Description
Discussed in #22042
Originally posted by PGijsbers December 21, 2021
I want to obtain scores for a random forest with a different number of estimators across the same fold in a reproducible manner. I essentially want something like:
from sklearn.datasets import make_classification
from sklearn.ensemble import RandomForestClassifier
from sklearn.model_selection import cross_val_score
x, y = make_classification(random_state=0)
rf = RandomForestClassifier(n_estimators=10, warm_start=True, random_state=0)
step_size = 10
for i in range(3):
scores = cross_val_score(rf, x, y, cv=3)
print(scores)
rf.n_estimators += step_size
However, from my understanding each time the forests are trained from scratch in this scenario, since the original rf
object is cloned. Instead I would want to save the progress for each fold and use that in the next iteration. It is possible to get the fitted estimators with cross_validate(..., return_estimator=True)
but I don't see any compatible method to pass an estimator for each fold.
Is there a way? Or should I instead open an issue for a feature request? :)

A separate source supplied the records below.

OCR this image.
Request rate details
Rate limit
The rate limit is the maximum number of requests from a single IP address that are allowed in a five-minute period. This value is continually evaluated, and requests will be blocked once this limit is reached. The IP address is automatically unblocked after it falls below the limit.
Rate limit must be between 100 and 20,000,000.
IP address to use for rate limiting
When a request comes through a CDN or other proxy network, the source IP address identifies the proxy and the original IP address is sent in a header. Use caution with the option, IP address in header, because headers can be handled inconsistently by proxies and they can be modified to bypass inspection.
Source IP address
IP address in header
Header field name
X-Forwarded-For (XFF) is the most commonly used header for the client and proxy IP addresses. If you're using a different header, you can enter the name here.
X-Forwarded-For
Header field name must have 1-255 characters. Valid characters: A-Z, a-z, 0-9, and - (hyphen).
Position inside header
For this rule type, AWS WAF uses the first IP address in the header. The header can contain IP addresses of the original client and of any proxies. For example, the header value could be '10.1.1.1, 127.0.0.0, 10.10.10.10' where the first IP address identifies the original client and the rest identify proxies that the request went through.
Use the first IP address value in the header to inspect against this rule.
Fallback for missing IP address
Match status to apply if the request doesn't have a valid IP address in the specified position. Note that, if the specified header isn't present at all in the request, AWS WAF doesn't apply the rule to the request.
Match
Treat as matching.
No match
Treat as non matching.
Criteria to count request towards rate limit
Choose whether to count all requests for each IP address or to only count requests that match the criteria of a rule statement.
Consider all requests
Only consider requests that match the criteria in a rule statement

Suggested change: allow cross_validate
's estimator parameter to optionally be a list of estimators which matches in length to the number of folds. Then from the user it could work something similar to:
from sklearn.ensemble import RandomForestClassifier
from sklearn.model_selection import cross_validate
x, y = make_classification(random_state=0)
rf = RandomForestClassifier(n_estimators=10, warm_start=True, random_state=0)
k_folds = 3
forests = [rf] * k_folds
step_size = 10
for i in range(3):
result = cross_validate(forests, x, y, cv=k_folds, return_estimator=True)
forests = result["estimator"]
for forest in forests:
forest.n_estimators += step_size
Internally you can presumably just zip
the estimators in here and be done as I assume that the returned estimator
list is already in matching order with the folds.